You may very well be right about that. Every group has their own unique values. And Asians cannot be neatly clumped into one vast group so neatly. Here in Southern CA we have many diffrent Asian ethnicities: Chinese, Japanese, Korean, Thai, Indian, Vietnamese, Filipino, Cambodian, etc..-—all have diffrent values, traditions, and religious affiliations.
One thing in general has changed: In years past, a person’s socio-economic-status-—SES-— as well as family influence basically determined one’s party affiliation. These days, regular church attendence (with the exception of blacks and hispanics-—and now Asians too) is much better indicator of party preference than SES.
To clarify- I am answering the question, not making the case, but...
All I am saying is this: there is a basic belief of conservatism that the greatest good for the greatest number comes from the greatest economic liberty. Friedrich Hayek, Ludwig Von Mises, Friedman, all argue that a system that allows for both billionaires and people in extreme poverty yields overall better results than one in which there is much less of a variation between the richest and poorest.

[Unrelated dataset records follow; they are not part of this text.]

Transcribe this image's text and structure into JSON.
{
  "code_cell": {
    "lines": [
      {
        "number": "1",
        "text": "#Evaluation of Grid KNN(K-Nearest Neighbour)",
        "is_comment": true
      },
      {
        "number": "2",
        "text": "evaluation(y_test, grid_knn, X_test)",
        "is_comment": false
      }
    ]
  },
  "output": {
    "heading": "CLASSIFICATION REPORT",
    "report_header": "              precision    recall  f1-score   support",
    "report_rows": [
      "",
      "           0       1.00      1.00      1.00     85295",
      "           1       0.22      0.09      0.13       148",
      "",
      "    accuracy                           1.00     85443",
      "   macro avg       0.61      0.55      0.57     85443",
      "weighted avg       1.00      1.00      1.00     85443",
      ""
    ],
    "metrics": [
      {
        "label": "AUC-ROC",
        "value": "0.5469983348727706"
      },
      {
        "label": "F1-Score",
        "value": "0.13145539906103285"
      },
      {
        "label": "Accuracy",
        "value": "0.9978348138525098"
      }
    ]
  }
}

This is not a cultural universal. One can rant and rail about redistribution of wealth and equate that with socialism, but a lot of cultures around the world dont see that as an absolute inherent evil that is the start of an inevitable slippery slope towards totalitarianism.
To pretend otherwise is to continue scratching one’s head as to why honest, educated and hardworking people sometimes do not vote Republican. As a preacher I know said “do we really need billionairs while other people are living under a bridge with untreated mental illnesses?”